I'll also comment that there's little reason to require pure-ness here. For vertex-decomposable, this goes back to Björner and Wachs. The "pure deletion" condition in the general situation becomes a sensible exchange condition. My favorite place to read about this is my paper :-) "Chordal and sequentially Cohen-Macaulay clutters"; you can also find it in Jonsson's "Optimal decision trees on simplicial complexes".
@user177523, my point is that any shellable but not vertex-decomposable complex is a counterexample to the thing you expect to prove. Take any last step where there is no shedding vertex.
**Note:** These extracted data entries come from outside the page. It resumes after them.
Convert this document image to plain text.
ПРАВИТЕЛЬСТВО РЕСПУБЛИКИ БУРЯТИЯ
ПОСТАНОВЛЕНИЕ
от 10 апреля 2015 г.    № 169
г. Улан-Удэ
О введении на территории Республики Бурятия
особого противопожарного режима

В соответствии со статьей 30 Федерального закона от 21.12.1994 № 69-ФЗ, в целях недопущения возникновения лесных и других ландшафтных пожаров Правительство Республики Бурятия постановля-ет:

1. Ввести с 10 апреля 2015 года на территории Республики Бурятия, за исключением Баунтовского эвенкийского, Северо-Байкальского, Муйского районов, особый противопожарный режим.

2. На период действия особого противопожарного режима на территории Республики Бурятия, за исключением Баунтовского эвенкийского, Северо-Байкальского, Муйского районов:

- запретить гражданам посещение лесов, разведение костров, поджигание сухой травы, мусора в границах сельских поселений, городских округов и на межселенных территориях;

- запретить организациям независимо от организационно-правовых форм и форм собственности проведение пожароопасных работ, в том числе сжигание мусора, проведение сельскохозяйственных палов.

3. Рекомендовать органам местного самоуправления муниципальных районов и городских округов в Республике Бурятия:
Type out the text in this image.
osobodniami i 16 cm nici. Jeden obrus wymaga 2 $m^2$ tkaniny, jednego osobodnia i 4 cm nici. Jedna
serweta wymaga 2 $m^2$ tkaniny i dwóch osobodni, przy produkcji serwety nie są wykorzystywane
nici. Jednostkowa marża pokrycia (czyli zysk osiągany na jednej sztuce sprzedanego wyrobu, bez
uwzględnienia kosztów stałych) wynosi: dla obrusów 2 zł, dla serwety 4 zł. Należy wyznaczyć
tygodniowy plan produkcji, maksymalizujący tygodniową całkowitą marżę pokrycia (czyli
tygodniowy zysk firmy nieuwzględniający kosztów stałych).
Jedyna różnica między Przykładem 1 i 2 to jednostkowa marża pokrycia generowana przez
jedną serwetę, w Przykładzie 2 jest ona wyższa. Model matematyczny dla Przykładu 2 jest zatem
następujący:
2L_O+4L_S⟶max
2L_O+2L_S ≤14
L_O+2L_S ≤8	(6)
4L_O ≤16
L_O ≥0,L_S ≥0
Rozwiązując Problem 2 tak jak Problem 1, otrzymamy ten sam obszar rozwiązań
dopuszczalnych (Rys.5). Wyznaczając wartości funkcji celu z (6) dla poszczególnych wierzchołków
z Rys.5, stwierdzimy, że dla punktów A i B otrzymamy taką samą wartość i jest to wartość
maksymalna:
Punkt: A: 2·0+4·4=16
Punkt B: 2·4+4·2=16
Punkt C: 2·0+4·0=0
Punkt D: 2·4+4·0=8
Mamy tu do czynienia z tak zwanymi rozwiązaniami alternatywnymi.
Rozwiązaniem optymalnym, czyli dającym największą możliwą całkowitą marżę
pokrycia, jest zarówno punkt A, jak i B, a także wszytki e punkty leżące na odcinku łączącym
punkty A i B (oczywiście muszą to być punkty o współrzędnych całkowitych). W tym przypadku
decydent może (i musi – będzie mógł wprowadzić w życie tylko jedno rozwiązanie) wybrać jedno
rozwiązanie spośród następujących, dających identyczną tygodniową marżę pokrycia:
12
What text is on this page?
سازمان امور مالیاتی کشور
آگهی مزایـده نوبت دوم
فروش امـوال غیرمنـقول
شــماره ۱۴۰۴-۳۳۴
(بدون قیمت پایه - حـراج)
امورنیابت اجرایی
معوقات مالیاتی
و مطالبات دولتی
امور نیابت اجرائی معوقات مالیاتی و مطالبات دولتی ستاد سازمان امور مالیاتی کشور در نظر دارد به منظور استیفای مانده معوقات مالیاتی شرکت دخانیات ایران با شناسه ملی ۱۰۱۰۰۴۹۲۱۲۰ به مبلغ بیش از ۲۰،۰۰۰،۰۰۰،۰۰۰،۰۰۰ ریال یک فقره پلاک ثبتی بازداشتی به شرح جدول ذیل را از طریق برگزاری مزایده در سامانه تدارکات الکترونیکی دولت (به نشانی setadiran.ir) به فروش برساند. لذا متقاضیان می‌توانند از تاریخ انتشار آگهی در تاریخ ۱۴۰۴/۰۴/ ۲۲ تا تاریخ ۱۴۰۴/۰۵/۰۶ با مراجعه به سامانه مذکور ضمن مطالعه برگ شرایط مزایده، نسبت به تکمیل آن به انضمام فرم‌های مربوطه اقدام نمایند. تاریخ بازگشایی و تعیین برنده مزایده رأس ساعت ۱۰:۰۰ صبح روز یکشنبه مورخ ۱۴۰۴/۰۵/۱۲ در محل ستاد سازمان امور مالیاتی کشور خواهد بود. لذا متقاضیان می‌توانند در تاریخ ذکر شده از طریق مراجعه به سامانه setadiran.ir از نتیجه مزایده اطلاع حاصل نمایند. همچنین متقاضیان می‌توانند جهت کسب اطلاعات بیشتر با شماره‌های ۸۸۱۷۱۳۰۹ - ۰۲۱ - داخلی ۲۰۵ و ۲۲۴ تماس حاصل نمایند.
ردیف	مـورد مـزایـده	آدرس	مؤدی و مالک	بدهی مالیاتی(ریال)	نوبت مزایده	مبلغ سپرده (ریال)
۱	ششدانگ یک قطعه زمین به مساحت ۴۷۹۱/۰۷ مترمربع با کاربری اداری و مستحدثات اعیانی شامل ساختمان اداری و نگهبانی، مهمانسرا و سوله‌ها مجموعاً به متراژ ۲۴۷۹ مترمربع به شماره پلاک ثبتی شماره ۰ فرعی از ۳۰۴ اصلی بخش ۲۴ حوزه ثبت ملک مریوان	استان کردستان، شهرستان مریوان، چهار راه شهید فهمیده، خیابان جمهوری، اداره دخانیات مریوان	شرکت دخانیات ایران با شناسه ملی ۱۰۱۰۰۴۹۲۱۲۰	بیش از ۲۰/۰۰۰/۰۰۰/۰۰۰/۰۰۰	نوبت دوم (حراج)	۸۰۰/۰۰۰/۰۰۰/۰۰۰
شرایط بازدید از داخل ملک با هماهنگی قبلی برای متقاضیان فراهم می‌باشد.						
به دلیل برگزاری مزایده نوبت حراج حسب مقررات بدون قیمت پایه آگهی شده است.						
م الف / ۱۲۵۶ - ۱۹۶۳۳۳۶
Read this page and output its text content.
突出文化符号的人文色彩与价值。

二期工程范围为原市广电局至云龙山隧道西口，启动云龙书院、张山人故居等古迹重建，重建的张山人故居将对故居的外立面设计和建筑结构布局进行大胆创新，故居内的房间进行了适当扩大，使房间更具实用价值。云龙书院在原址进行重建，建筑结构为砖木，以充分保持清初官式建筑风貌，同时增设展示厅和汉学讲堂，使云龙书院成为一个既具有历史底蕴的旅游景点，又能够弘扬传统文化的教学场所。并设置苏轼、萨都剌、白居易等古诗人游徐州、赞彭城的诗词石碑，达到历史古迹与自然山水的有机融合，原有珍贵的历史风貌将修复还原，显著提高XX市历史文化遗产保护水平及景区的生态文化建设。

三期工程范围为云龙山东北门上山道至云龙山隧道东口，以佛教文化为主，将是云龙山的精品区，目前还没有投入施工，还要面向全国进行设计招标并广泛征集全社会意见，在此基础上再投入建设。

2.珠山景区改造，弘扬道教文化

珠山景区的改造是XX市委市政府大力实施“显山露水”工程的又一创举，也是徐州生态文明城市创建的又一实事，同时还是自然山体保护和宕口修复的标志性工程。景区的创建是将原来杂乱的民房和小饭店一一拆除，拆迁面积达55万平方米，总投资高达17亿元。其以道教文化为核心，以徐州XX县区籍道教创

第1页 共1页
Explicit example of shellable but not vertex-decomposable can be found in arxiv.org/abs/1505.02837 . (The example there is even flag.)
Mayer-Vietoris tells you how to compute the homology of the union of two simplicial complexes. That's pretty combinatorial! The details do involve some linear algebra, as you'd expect for a linear algebraic invariant.
As far as combinatorial versions of homotopy equivalence: you might like collapsibility and its ilk. See en.wikipedia.org/wiki/Collapse_(topology) . This leads eventually towards discrete Morse theory, in which one alternatively collapses and "sets faces aside" (while remembering what they attach to).
There are plenty of sufficient (or even necessary and sufficient) criteria for C to be a matroid. Pretty much any of these will directly translate over the Alexander duality barrier to a criterion for D(C) to be a matroid. I'll mention that a specific place where the situation you mention has arisen is in the paper of Eagon and Reiner "Resolutions of Stanley-Reisner rings and Alexander duality".
LyX generates fairly reasonable LaTeX, which I like, and is a relatively thin layer over LaTeX, which I also like. I've had very little trouble submitting papers to journals. Have you tried it with a LibreOffice LaTeX export? Collaborators are indeed the rub.